Methods Thirty 8-week-old male ICR mice were randomly divided into control group, BaP group, and BaP+SCFAs group, with 10 mice in each group. The BaP group was intragastrically given BaP at a dose of 10.0 mg/kg every other day for 45 times, while the control group was given an equal volume of peanut oil, with free access to purified water for both groups. The BaP+SCFAs group was exposed to BaP at 10.0 mg/kg and at the same time, which was provided with a SCFAs solution (67.5 mmol/L sodium acetate, 40 mmol/L sodium butyrate, and 25.9 mmol/L sodium propionate) for drinking. After exposure, the variation of cognitive function of the mice was tested using the T-maze test, novel location recognition test, hole-board test, and pole test. The pathological changes in the cortex and colon were observed with HE staining. The expression levels of the inflammatory cytokines interleukin 1β (IL-1β) and tumor necrosis factor-α (TNF-α) in the cortex and colon were determined by enzyme-linked immunosorbent assay. The mRNA and protein expression levels of the tight junction proteins zonula occluden-1 (ZO-1) and occludin in the colon were measured using RT-PCR and Western blot, respectively.
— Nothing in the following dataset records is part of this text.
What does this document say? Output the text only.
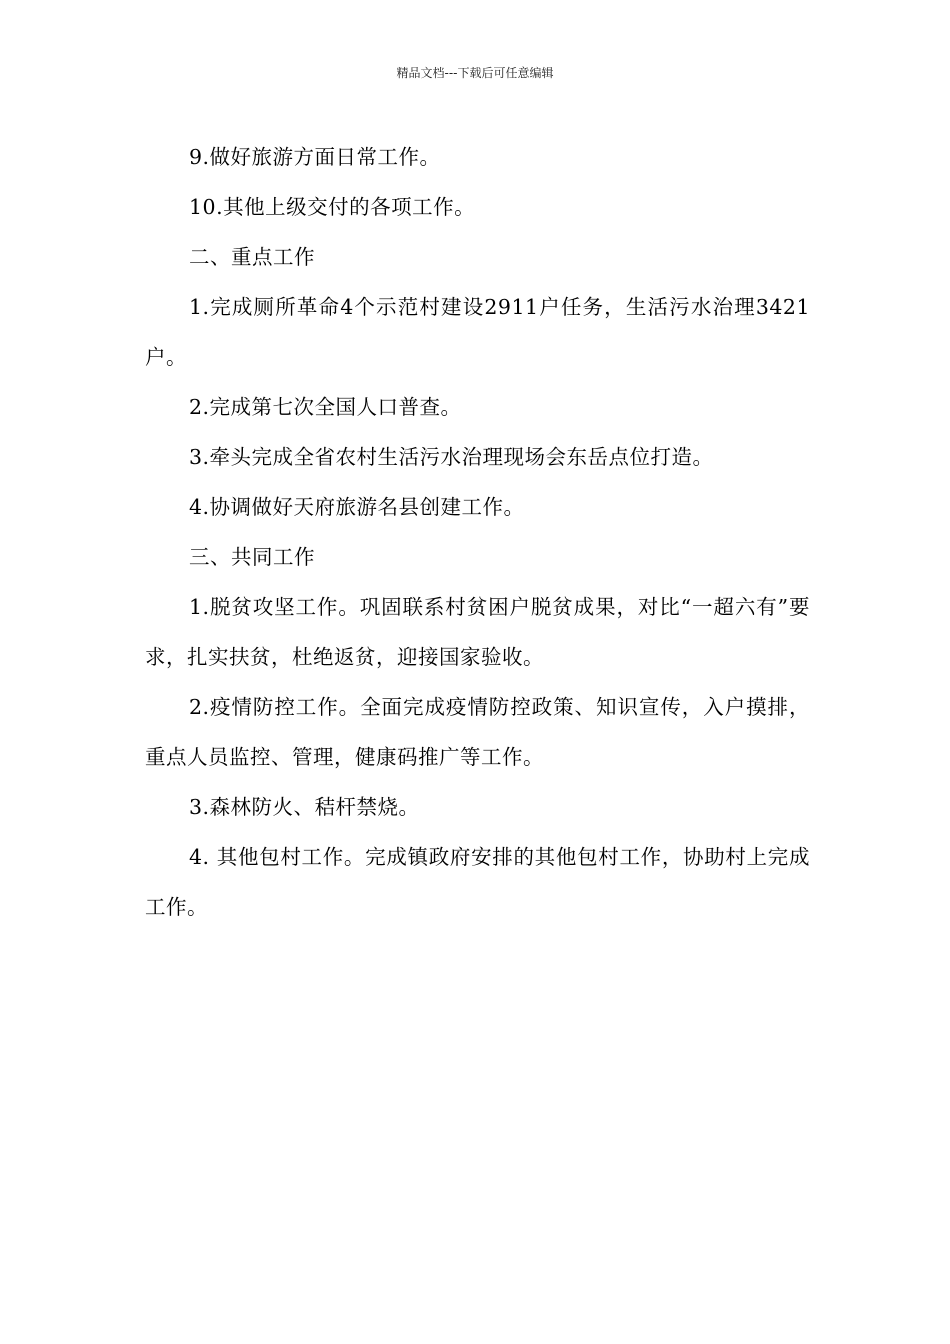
精品文档---下载后可任意编辑

9.做好旅游方面日常工作。

10.其他上级交付的各项工作。

二、重点工作

1.完成厕所革命4个示范村建设2911户任务，生活污水治理3421户。

2.完成第七次全国人口普查。

3.牵头完成全省农村生活污水治理现场会东岳点位打造。

4.协调做好天府旅游名县创建工作。

三、共同工作

1.脱贫攻坚工作。巩固联系村贫困户脱贫成果，对比“一超六有”要求，扎实扶贫，杜绝返贫，迎接国家验收。

2.疫情防控工作。全面完成疫情防控政策、知识宣传，入户摸排，重点人员监控、管理，健康码推广等工作。

3.森林防火、秸杆禁烧。

4. 其他包村工作。完成镇政府安排的其他包村工作，协助村上完成工作。
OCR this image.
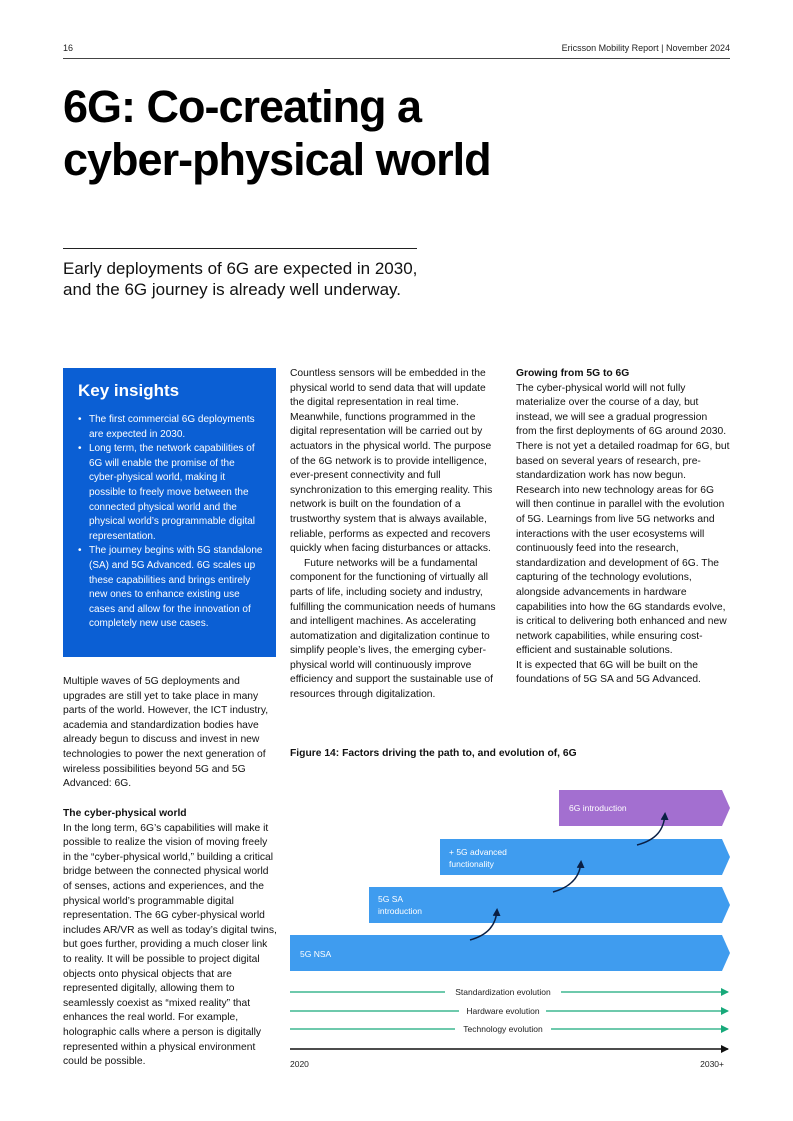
16	Ericsson Mobility Report | November 2024
6G: Co-creating a
cyber-physical world
Early deployments of 6G are expected in 2030,
and the 6G journey is already well underway.
Key insights
• The first commercial 6G deployments are expected in 2030.
• Long term, the network capabilities of 6G will enable the promise of the cyber-physical world, making it possible to freely move between the connected physical world and the physical world’s programmable digital representation.
• The journey begins with 5G standalone (SA) and 5G Advanced. 6G scales up these capabilities and brings entirely new ones to enhance existing use cases and allow for the innovation of completely new use cases.

Multiple waves of 5G deployments and upgrades are still yet to take place in many parts of the world. However, the ICT industry, academia and standardization bodies have already begun to discuss and invest in new technologies to power the next generation of wireless possibilities beyond 5G and 5G Advanced: 6G.

The cyber-physical world

In the long term, 6G’s capabilities will make it possible to realize the vision of moving freely in the “cyber-physical world,” building a critical bridge between the connected physical world of senses, actions and experiences, and the physical world’s programmable digital representation. The 6G cyber-physical world includes AR/VR as well as today’s digital twins, but goes further, providing a much closer link to reality. It will be possible to project digital objects onto physical objects that are represented digitally, allowing them to seamlessly coexist as “mixed reality” that enhances the real world. For example, holographic calls where a person is digitally represented within a physical environment could be possible.

Countless sensors will be embedded in the physical world to send data that will update the digital representation in real time. Meanwhile, functions programmed in the digital representation will be carried out by actuators in the physical world. The purpose of the 6G network is to provide intelligence, ever-present connectivity and full synchronization to this emerging reality. This network is built on the foundation of a trustworthy system that is always available, reliable, performs as expected and recovers quickly when facing disturbances or attacks.

Future networks will be a fundamental component for the functioning of virtually all parts of life, including society and industry, fulfilling the communication needs of humans and intelligent machines. As accelerating automatization and digitalization continue to simplify people’s lives, the emerging cyber-physical world will continuously improve efficiency and support the sustainable use of resources through digitalization.

Growing from 5G to 6G

The cyber-physical world will not fully materialize over the course of a day, but instead, we will see a gradual progression from the first deployments of 6G around 2030. There is not yet a detailed roadmap for 6G, but based on several years of research, pre-standardization work has now begun. Research into new technology areas for 6G will then continue in parallel with the evolution of 5G. Learnings from live 5G networks and interactions with the user ecosystems will continuously feed into the research, standardization and development of 6G. The capturing of the technology evolutions, alongside advancements in hardware capabilities into how the 6G standards evolve, is critical to delivering both enhanced and new network capabilities, while ensuring cost-efficient and sustainable solutions.

It is expected that 6G will be built on the foundations of 5G SA and 5G Advanced.

Figure 14: Factors driving the path to, and evolution of, 6G
5G NSA
5G SA
introduction
+ 5G advanced
functionality
6G introduction
Standardization evolution
Hardware evolution
Technology evolution
2020	2030+
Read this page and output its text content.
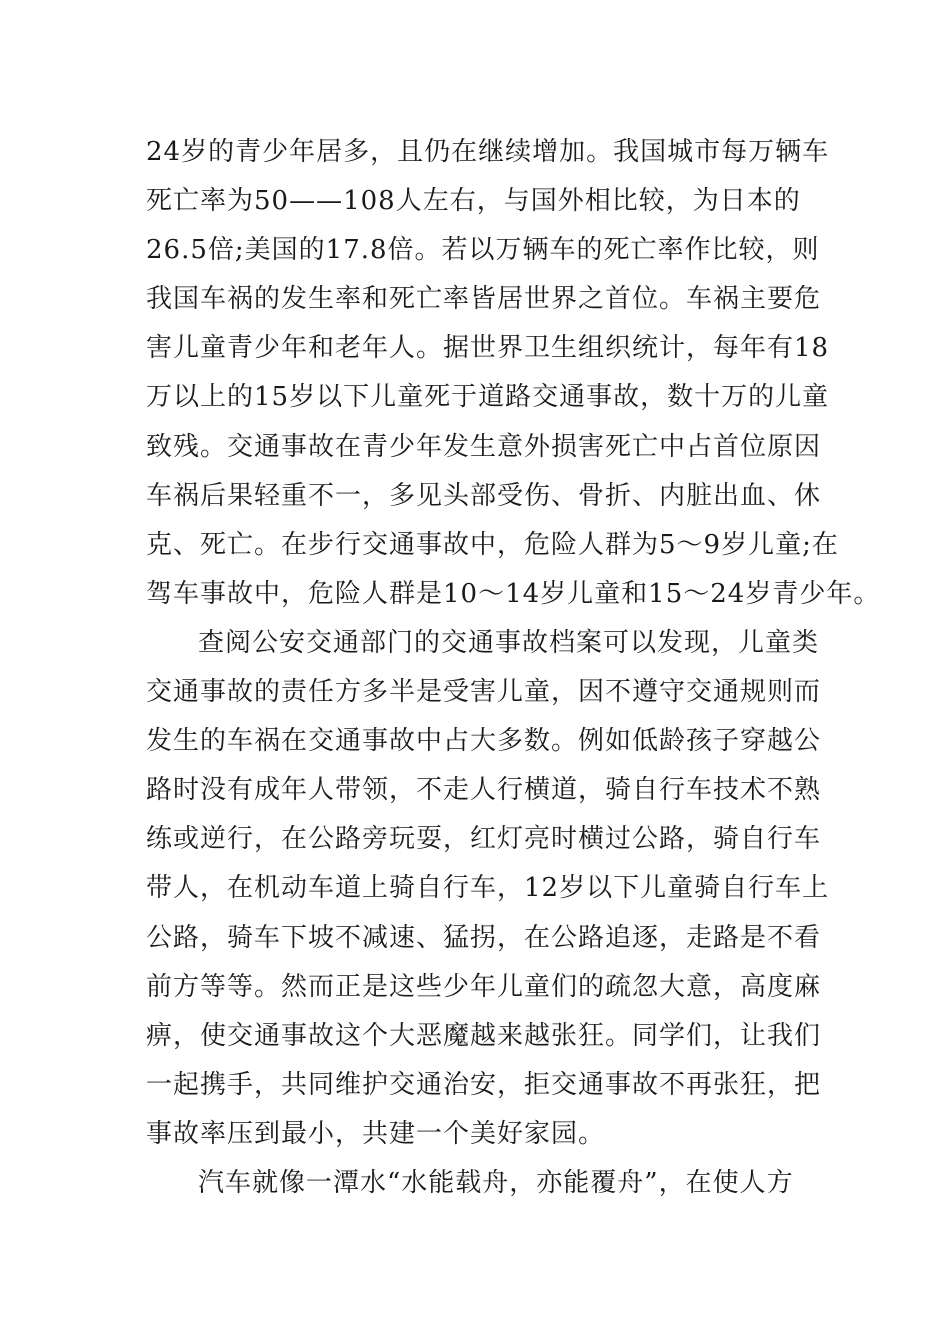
24岁的青少年居多，且仍在继续增加。我国城市每万辆车
死亡率为50——108人左右，与国外相比较，为日本的
26.5倍;美国的17.8倍。若以万辆车的死亡率作比较，则
我国车祸的发生率和死亡率皆居世界之首位。车祸主要危
害儿童青少年和老年人。据世界卫生组织统计，每年有18
万以上的15岁以下儿童死于道路交通事故，数十万的儿童
致残。交通事故在青少年发生意外损害死亡中占首位原因
车祸后果轻重不一，多见头部受伤、骨折、内脏出血、休
克、死亡。在步行交通事故中，危险人群为5～9岁儿童;在
驾车事故中，危险人群是10～14岁儿童和15～24岁青少年。
查阅公安交通部门的交通事故档案可以发现，儿童类
交通事故的责任方多半是受害儿童，因不遵守交通规则而
发生的车祸在交通事故中占大多数。例如低龄孩子穿越公
路时没有成年人带领，不走人行横道，骑自行车技术不熟
练或逆行，在公路旁玩耍，红灯亮时横过公路，骑自行车
带人，在机动车道上骑自行车，12岁以下儿童骑自行车上
公路，骑车下坡不减速、猛拐，在公路追逐，走路是不看
前方等等。然而正是这些少年儿童们的疏忽大意，高度麻
痹，使交通事故这个大恶魔越来越张狂。同学们，让我们
一起携手，共同维护交通治安，拒交通事故不再张狂，把
事故率压到最小，共建一个美好家园。
汽车就像一潭水“水能载舟，亦能覆舟”，在使人方
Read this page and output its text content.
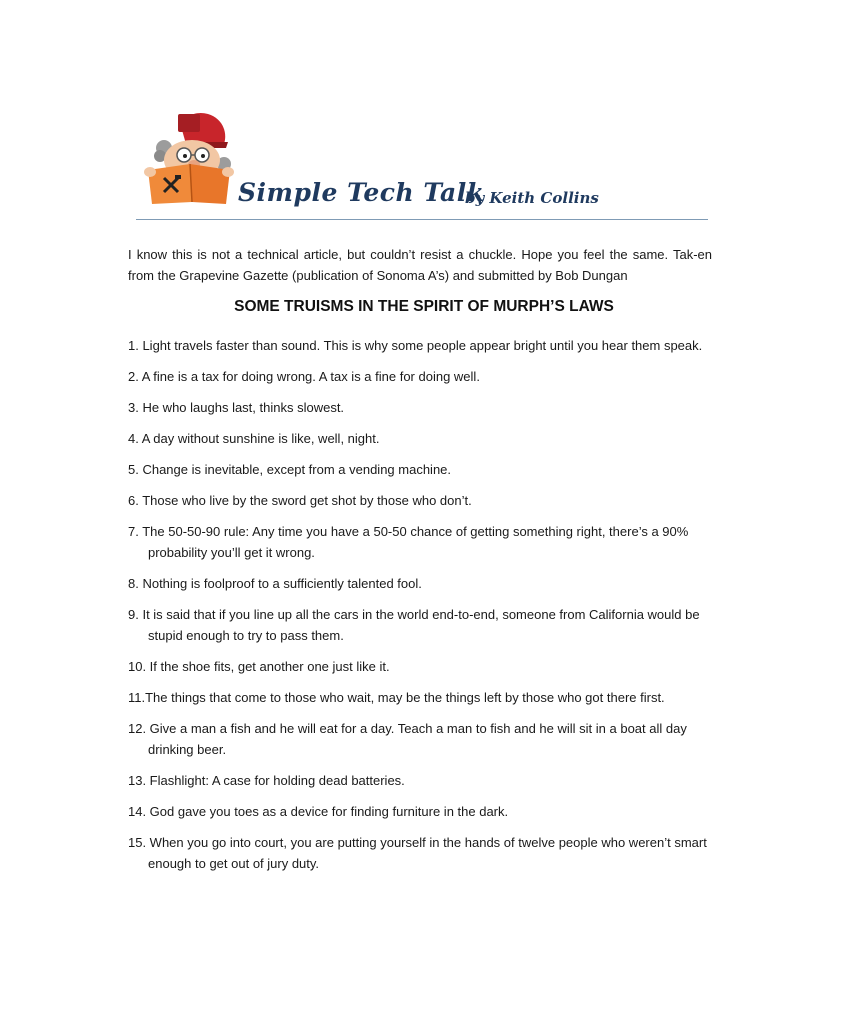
Simple Tech Talk
by Keith Collins

I know this is not a technical article, but couldn’t resist a chuckle. Hope you feel the same. Tak-en from the Grapevine Gazette (publication of Sonoma A’s) and submitted by Bob Dungan

SOME TRUISMS IN THE SPIRIT OF MURPH’S LAWS
1. Light travels faster than sound. This is why some people appear bright until you hear them speak.
2. A fine is a tax for doing wrong. A tax is a fine for doing well.
3. He who laughs last, thinks slowest.
4. A day without sunshine is like, well, night.
5. Change is inevitable, except from a vending machine.
6. Those who live by the sword get shot by those who don’t.
7. The 50-50-90 rule: Any time you have a 50-50 chance of getting something right, there’s a 90% probability you’ll get it wrong.
8. Nothing is foolproof to a sufficiently talented fool.
9. It is said that if you line up all the cars in the world end-to-end, someone from California would be stupid enough to try to pass them.
10. If the shoe fits, get another one just like it.
11.The things that come to those who wait, may be the things left by those who got there first.
12. Give a man a fish and he will eat for a day. Teach a man to fish and he will sit in a boat all day drinking beer.
13. Flashlight: A case for holding dead batteries.
14. God gave you toes as a device for finding furniture in the dark.
15. When you go into court, you are putting yourself in the hands of twelve people who weren’t smart enough to get out of jury duty.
Results Compared with the control group, the BaP group showed significantly decreased spatial memory and motor ability and significantly increased anxiety-like responses (P < 0.05), suggesting the occurrence of cognitive dysfunction; developed a large number of red neurons in the brain, disorganized intestinal cells, incomplete and sparse intestinal villi, and reduced and unevenly distributed goblet cells; showed significantly increased IL-1β levels (P < 0.05) and insignificantly increased expression of TNF-α in the cortex and colon (P>0.05); and showed significant reductions in the mRNA and protein expression of ZO-1 and occludin in the colon (P < 0.05). Compared with the BaP group, the BaP+SCFAs group showed significantly improved spatial memory and motor ability and significantly resolved anxiety-like responses (P < 0.05), suggesting that SCFAs could significantly alleviate BaP-induced cognitive dysfunction in mice; at the same time, SCFAs significantly reduced the number of red neurons in the brain, recovered the number of goblet cells in the colon, significantly decreased IL-1β levels in the cortex and colon and TNF-α levels in the cortex (P < 0.05), and significantly upregulated the mRNA and protein expression of ZO-1 and occludin in the colon (P < 0.05).

Conclusion SCFAs treatment can effectively improve BaP-induced cognitive dysfunction in mice, which may be through increasing the mRNA and protein expression of tight junction proteins in the colon, reducing intestinal permeability, promoting the repair of the intestinal mucosal barrier, and thus alleviating intestinal and neural inflammation.